Clemenceau (Georges), (suite)
« Le Père la Victoire ».
• L'entrée en guerre réveille l'ardeur du polémiste : les faiblesses, les fautes, les insuffisances des responsables, sont impitoyablement dénoncées dans son journal lancé en mai 1913, l'Homme libre, qui, interdit par le ministre de l'Intérieur en septembre 1914, reparaît sous le titre de l'Homme enchaîné. L'accession à la présidence des commissions sénatoriales de l'Armée et des Affaires étrangères, la réunion de « comités secrets » (séances à huis clos) du Sénat, représentent pour lui des occasions de se livrer à un sévère contrôle sur les gouvernements successifs : dans ce cadre, il s'informe, exerce des pressions, se soucie du sort des soldats, engage, en 1917, le combat contre le « défaitisme ». En novembre 1917, alors qu'une crise profonde sévit sur le front et à l'arrière, le président Poincaré, que Clemenceau avait combattu lors de son élection en 1913, fait appel à lui pour former le gouvernement. Le Tigre constitue un gouvernement composé d'hommes choisis à titre personnel, sans considérations de dosage partisan. Il ne rencontre guère d'opposition, sinon celle des socialistes et de certains radicaux.
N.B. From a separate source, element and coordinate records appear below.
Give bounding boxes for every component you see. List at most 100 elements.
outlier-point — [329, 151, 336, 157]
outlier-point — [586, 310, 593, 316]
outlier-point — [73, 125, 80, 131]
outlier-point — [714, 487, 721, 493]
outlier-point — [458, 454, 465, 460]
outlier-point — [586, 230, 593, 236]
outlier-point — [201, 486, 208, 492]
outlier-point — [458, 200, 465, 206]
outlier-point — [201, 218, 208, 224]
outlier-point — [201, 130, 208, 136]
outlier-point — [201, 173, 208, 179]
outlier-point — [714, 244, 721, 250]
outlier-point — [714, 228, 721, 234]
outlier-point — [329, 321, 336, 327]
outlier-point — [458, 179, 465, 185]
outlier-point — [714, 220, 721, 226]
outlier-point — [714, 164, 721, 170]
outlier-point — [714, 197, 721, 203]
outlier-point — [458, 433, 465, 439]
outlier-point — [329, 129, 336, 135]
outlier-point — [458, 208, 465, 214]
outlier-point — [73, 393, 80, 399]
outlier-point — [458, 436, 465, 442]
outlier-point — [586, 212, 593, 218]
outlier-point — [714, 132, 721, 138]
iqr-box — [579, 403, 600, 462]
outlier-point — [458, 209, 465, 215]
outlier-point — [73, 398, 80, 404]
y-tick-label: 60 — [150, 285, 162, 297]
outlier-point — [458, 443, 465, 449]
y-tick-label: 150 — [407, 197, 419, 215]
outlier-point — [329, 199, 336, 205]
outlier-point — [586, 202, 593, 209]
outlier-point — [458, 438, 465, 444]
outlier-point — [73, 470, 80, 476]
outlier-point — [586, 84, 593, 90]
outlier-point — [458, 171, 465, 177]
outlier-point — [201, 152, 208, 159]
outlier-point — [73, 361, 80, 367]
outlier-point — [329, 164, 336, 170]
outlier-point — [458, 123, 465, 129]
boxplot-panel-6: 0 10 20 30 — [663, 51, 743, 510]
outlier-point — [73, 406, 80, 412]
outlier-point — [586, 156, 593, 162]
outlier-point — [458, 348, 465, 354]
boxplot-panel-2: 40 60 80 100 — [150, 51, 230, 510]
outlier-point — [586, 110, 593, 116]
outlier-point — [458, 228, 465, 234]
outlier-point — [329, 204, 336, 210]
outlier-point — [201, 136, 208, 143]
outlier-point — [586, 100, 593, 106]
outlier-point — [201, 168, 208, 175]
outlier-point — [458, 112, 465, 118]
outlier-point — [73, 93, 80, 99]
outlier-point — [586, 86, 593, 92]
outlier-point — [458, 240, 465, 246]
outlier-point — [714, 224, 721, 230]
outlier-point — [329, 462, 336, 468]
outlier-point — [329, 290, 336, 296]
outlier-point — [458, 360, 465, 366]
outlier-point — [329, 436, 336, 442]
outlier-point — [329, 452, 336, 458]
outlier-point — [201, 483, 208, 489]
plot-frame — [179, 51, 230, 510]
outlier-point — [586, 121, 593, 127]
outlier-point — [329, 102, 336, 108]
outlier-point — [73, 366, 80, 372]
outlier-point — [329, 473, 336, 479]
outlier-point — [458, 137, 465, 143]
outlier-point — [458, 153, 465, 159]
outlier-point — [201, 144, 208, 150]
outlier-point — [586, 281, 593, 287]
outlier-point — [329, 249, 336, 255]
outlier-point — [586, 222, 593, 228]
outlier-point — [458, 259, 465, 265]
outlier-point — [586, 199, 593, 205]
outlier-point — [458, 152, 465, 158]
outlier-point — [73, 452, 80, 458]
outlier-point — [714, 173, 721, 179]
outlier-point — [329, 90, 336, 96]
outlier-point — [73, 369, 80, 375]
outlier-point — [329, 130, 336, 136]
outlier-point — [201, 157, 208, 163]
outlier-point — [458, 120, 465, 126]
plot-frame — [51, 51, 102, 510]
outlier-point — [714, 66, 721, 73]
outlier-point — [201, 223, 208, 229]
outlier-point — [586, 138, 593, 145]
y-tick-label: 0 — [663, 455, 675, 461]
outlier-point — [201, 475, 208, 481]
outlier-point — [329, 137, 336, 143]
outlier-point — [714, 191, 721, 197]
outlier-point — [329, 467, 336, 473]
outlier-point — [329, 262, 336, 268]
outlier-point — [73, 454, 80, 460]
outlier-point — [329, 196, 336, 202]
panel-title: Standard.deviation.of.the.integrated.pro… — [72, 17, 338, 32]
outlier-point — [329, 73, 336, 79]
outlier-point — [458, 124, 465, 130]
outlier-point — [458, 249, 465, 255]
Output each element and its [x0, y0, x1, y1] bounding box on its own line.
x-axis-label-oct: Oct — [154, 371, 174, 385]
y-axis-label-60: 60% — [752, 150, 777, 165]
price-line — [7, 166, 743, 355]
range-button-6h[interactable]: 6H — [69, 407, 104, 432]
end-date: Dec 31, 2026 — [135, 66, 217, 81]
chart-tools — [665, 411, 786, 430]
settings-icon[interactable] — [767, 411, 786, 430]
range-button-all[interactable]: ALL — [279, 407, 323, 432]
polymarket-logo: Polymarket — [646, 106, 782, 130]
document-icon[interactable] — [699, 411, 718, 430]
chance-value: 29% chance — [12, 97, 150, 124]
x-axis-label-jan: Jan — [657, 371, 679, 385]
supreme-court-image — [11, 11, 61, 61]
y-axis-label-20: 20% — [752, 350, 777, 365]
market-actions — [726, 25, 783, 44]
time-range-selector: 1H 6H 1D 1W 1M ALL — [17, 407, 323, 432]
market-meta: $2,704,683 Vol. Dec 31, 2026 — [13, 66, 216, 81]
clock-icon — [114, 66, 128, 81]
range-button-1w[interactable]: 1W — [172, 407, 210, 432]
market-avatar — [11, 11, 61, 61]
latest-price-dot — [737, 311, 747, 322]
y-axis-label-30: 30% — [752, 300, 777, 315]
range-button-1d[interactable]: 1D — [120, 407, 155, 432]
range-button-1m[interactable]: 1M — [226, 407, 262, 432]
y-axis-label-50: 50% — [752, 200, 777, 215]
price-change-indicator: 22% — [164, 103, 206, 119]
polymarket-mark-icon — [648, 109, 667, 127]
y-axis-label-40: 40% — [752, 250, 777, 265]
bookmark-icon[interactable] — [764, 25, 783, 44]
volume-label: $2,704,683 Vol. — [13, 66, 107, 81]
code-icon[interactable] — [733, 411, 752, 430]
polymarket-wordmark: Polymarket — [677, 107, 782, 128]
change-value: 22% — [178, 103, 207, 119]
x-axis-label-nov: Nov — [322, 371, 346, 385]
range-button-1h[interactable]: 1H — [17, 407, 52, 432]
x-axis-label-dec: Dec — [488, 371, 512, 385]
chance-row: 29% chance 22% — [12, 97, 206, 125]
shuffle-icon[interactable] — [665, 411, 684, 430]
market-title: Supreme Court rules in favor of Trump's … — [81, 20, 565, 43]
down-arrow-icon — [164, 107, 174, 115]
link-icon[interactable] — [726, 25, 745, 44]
Il dirige alors avec un style très personnel, réglant les affaires entouré d'un petit nombre de conseillers, notamment le général Mordacq et Georges Mandel, mais faisant fréquemment appel à la confiance des Chambres. C'est avec l'appui de l'opinion publique, et en étroite coopération avec les chefs militaires, que le Tigre, mû par le souci constant de maintenir le contact avec les combattants, mène le pays à la victoire finale. Celle-ci acquise, il lui reste à négocier les conditions de paix.
Il ne partage nullement les vues du président américain Wilson concernant l'organisation future de l'Europe, mais il doit tenir compte à la fois des impératifs posés par la sécurité de la France et du point de vue des alliés anglo-saxons : le traité de Versailles (28 juin 1919) résulte d'un compromis entre ces différentes exigences. Clemenceau pense alors terminer sa carrière par l'accession à la magistrature suprême. Même si la nouvelle majorité de la Chambre « bleu horizon » admire l'homme qui a conduit la guerre, elle se méfie de l'anticlérical ; et, de nombreux parlementaires de tous bords ayant subi ses attaques ou ses sarcasmes, l'un de ses vieux rivaux, Aristide Briand, peut aisément mener la campagne qui aboutit à l'élection de Paul Deschanel à la présidence de la République (janvier 1920). Déçu et amer, le Père la Victoire s'éloigne définitivement de la vie politique. Il publie ses réflexions dans une ultime profession de foi positiviste : Au soir de la pensée (1927).
« Complice des communards », « tombeur de ministères », « briseur de grèves », « dictateur », mais aussi « Père la Victoire », Clemenceau laisse une image contrastée. Mais on peut observer que toute sa vie politique, si remplie et si ardente, a témoigné de son souci de concilier deux aspirations complémentaires : l'affirmation de l'autorité de l'État républicain, garant des libertés, et la primauté de l'individu, qu'il a toujours considérée comme la finalité dernière de l'organisation collective.